Barge-in Sensitivity
Controls how easily the caller can interrupt the agent while it is speaking. Barge-in (also called "interruption") stops the current TTS playback and processes what the caller said.
| Level | Behavior |
|---|---|
| Low | Caller must speak loudly or for a longer duration to interrupt. Reduces false triggers from background noise. |
| Medium | Balanced setting. Works well for most environments. |
| High | Agent stops speaking at the first sign of caller speech. Best for fast-paced conversations. |
If you notice the agent getting interrupted by background noise, lower the barge-in sensitivity. If callers complain the agent talks over them, raise it.
Interruptible
A boolean toggle that enables or disables barge-in entirely.
- Enabled (default): The caller can interrupt the agent mid-sentence.
- Disabled: The agent always finishes its current response before listening. Use this for prompts where the full message must be heard (e.g., legal disclaimers, compliance statements).
Max Call Duration
The maximum length of a call in seconds. When the limit is reached, the agent will say a configurable closing message and hang up.
- Default:
600(10 minutes) - Set lower for simple use cases (appointment confirmations, surveys) to control costs.
- Set higher for complex support calls that may need extended conversation.
Silence Threshold
How many seconds of silence before the agent prompts the caller or ends the call.
- Prompt threshold: After this many seconds of silence, the agent says something like "Are you still there?" (configurable in the system prompt).
- Hangup threshold: After extended silence with no response to the prompt, the call ends.

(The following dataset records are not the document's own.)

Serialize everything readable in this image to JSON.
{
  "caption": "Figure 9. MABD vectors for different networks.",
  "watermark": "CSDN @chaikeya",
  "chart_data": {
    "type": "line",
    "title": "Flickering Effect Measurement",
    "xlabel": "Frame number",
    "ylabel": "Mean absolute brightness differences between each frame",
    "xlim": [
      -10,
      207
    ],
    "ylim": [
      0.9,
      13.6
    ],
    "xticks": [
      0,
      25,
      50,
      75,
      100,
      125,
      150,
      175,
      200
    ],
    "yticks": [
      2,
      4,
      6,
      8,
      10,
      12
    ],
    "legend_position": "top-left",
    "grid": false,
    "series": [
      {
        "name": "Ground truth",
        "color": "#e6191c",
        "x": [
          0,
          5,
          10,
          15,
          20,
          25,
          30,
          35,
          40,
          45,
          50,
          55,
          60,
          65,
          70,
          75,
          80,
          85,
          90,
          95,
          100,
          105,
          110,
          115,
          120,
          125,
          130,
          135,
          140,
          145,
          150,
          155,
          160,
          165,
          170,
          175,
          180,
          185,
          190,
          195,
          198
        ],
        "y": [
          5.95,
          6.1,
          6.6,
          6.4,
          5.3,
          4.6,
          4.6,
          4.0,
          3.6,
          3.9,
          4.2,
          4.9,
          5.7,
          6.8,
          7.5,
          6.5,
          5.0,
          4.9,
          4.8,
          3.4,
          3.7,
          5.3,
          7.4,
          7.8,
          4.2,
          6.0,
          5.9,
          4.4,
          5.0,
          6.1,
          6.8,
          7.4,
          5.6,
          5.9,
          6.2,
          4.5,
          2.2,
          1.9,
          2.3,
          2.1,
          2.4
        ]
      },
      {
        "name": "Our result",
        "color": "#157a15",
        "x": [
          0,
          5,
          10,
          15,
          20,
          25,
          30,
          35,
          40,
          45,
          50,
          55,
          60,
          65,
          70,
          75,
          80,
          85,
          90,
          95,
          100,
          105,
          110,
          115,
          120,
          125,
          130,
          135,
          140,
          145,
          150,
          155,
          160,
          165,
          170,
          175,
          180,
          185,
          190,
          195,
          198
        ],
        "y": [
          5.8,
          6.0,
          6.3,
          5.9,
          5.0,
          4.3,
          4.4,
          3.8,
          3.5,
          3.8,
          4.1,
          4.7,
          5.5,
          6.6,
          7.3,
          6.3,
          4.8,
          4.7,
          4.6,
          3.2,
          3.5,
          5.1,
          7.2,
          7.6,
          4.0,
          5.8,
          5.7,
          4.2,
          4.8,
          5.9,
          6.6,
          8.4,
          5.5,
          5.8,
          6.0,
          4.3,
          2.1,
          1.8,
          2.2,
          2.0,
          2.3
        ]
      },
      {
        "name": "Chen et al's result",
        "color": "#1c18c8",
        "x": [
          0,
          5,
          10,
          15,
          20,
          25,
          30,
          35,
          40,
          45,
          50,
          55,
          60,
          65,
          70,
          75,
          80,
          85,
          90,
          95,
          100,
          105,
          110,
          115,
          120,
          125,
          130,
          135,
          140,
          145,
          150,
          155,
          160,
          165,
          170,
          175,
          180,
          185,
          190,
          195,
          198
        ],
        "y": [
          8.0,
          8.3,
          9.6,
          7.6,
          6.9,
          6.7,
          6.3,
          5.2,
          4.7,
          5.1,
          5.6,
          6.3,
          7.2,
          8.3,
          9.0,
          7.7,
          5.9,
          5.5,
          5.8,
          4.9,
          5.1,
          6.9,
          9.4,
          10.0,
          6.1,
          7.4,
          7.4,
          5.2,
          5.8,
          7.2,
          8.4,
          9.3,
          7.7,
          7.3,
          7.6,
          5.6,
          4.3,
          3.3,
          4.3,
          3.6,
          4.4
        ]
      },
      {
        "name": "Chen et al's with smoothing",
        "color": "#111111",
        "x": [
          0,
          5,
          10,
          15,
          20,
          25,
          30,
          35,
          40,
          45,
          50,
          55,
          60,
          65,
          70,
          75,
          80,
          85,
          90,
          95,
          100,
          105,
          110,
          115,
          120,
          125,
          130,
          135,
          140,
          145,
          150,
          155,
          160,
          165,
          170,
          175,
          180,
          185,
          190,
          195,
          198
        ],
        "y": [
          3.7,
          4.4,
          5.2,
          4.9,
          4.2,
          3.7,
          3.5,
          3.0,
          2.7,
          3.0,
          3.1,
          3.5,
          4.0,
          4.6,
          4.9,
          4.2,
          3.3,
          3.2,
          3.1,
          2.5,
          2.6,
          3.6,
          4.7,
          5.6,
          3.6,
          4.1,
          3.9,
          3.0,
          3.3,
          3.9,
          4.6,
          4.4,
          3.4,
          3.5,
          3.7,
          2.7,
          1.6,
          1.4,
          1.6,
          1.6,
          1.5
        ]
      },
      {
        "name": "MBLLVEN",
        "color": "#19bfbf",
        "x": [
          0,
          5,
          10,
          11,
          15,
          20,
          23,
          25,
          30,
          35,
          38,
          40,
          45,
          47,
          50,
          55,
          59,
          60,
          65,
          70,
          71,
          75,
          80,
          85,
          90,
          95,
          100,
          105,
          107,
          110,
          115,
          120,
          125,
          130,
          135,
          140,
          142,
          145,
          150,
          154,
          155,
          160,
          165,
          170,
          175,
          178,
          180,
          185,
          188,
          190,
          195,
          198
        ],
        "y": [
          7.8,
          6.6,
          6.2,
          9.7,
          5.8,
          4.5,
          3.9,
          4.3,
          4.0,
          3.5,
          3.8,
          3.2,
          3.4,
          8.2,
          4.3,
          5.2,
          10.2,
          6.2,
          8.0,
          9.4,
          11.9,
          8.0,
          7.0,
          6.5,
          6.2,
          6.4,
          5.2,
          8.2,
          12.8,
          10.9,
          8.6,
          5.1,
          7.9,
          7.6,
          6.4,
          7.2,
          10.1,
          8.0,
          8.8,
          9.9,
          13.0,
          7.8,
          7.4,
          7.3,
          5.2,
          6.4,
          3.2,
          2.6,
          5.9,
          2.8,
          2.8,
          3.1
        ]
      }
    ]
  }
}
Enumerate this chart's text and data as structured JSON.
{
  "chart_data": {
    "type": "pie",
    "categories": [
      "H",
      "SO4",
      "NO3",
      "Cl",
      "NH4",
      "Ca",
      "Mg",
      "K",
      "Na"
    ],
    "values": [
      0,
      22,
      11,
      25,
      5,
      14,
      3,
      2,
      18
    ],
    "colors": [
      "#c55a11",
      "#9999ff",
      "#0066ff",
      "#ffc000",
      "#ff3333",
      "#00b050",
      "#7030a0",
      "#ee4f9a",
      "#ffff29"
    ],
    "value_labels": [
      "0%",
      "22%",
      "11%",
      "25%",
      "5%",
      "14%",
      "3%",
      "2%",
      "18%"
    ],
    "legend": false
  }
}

Default silence threshold is 5 seconds. Adjust based on your use case -- some callers need time to look up information, while others expect rapid back-and-forth.
Assigning Providers
Each agent needs one provider for each pipeline stage:
- In the agent configuration, find the Providers section.
- Select an STT Provider from your configured providers.
- Select an LLM Provider.
- Select a TTS Provider.
You can assign different providers to different agents. For example, your English sales agent might use Deepgram + GPT-4o + ElevenLabs, while your Chinese support agent uses Qwen + Kimi + ElevenLabs.
Changing providers on a live agent takes effect on the next call. Active calls continue using the providers that were configured when the call started.
Cloning an Agent
To create a variant of an existing agent:
- Open the agent you want to clone.
- Click Clone Agent.
- Modify the settings as needed (e.g., change the language, swap the TTS voice, adjust the system prompt).
- Save with a new name.
This is useful when you need similar agents for different languages or departments.
Testing an Agent
Before assigning an agent to a production phone number, test it:
- Open the agent configuration.
- Click Test Call.
- Use the web-based dialer to have a conversation with the agent.
- Review the call transcript and audio playback in the call log.
This lets you iterate on the system prompt and provider settings without consuming Twilio minutes.